Scontri di Bologna – Petizione degli studenti contro il Collettivo CUA

di Giuseppe Folchini.

Dopo gli scontri tra Polizia e studenti dei collettivi (CUA) all’Università di Bologna, una petizione lanciata in rete da un gruppo di studenti dell’Ateneo felsineo fa discutere, alimentando numerose polemiche. Gli agenti in tenuta antisommossa hanno sgomberato la biblioteca di Lettere, occupata dagli studenti dopo due giorni di proteste contro i tornelli che l’Università ha installato per limitare e controllare gli accessi.

Il testo della petizione, appoggia incondizionatamente l’operato del Rettore Francesco Ubertini, senza condannare l’irruzione delle forze dell’ordine:

Alla luce di quanto accaduto di recente in Via Zamboni 36 (sede della biblioteca, ndr), per questo ed altri atti vandalici perpetrati dal CUA a danno dell’Università, noi Studenti scegliamo di dissociarci dalle azioni del Collettivo in segno di critica e di protesta. Supportiamo le istituzioni dell’Ateneo e attendiamo che vengano presi dei provvedimenti nei confronti dei responsabili dei danni ai quali l’Università ha assistito.

Polemiche tra Federica Salsi e CUA

Tra i sottoscrittori della petizione – che al momento in cui scriviamo è arrivata a quasi 3.500 firme (7570 firme al 13/2/2017, ndr) – Federica Salsi, ex consigliere comunale di Bologna, tra primi epurati dal Movimento 5 Stelle, per una sua partecipazione televisiva, non autorizzata.

Non sono una studentessa – commenta la Salsi sul suo profilo FB – ma sono vicina a tutti coloro i quali si dissociano dalle azioni del Collettivo. Per Federica Salsi i tornelli sono solo un pretesto:

… il problema è il mancato rispetto dei beni pubblici, ma sarà normale che se un privato cittadino non vuole un tornello in un bene pubblico, va e lo smonta? …Poi ribadisco, l’intervento della polizia che irrompe nella biblioteca è stato eccessivo e da lì purtroppo è partita una escalation drammatica.

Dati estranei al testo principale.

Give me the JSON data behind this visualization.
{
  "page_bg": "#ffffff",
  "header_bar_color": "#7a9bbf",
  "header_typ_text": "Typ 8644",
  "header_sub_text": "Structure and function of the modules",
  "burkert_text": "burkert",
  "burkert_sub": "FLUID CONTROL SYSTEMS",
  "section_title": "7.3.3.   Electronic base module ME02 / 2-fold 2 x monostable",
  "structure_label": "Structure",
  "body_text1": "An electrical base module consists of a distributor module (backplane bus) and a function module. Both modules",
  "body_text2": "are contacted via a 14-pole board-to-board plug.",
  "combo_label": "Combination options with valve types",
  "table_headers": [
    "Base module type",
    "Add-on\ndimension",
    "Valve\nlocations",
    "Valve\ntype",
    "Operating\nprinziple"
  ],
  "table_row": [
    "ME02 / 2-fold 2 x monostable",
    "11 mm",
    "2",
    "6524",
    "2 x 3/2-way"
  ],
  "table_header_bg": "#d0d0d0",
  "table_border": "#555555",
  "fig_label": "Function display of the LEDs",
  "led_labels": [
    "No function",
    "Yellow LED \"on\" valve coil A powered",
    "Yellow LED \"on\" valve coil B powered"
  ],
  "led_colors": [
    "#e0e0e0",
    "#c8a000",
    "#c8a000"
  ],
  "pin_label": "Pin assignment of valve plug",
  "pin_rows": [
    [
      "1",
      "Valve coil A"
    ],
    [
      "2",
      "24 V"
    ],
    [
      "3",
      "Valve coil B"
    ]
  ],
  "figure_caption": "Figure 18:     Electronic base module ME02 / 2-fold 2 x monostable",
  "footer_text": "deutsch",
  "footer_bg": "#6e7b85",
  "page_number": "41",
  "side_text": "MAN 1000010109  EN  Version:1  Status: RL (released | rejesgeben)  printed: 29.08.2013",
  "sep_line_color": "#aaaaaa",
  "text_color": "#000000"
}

Stefano Franci racconta cosa è successo a Bologna, nella biblioteca

Gli studenti del collettivo, non ci stanno e ricordano la loro versione dei fatti, attraverso la testimonianza di Stefano Franci:

Sono tornato a casa e ora mi sono ripreso da quello che ho visto con i miei occhi e sentito sulla mia pelle nella biblioteca della facoltà. Nei giorni scorsi l’UniBo, che si fa vanto di essere aperta e multiculturale, ha messo dei tornelli chiudendo uno spazio che dà sempre è stato aperto allo studio e socialità… Dopo sei assemblee pubbliche e dopo che i tornelli venivano aggirati per far continuare a vivere la bella comunità i tornelli sono stati chirurgicamente smontati e rispediti al mittente, al rettore Ubertini. Oggi per ripicca il rettore decide di chiudere la biblioteca in piena sessione d’esami, un po’ come si reagiva alle elementari. L’assemblea di studenti non ci sta e decide di occupare la biblioteca e autogestirla per permettere a tutti di studiare.

Nel proseguimento del racconto Franci, descrive una situazione tranquilla. In biblioteca duecento studenti intenti a preparare gli esami, intorno alle 17.30, hanno visto irrompere la polizia in tenuta antisommossa supportata dagli agenti della Digos. Da quello che si evince nel video, registrato dai giornalisti de La Repubblica, gli studenti sono fermi, mentre alcuni agenti lanciano sedie sui tavoli ricoperti di libri e ribaltano tutto.

Il rappresentante del Collettivo conclude, scrivendo: io oggi con i compagni di una vita ho lottato per qualcosa che vale più della millantata sicurezza dei tornelli, io ho lottato per la mia libertà.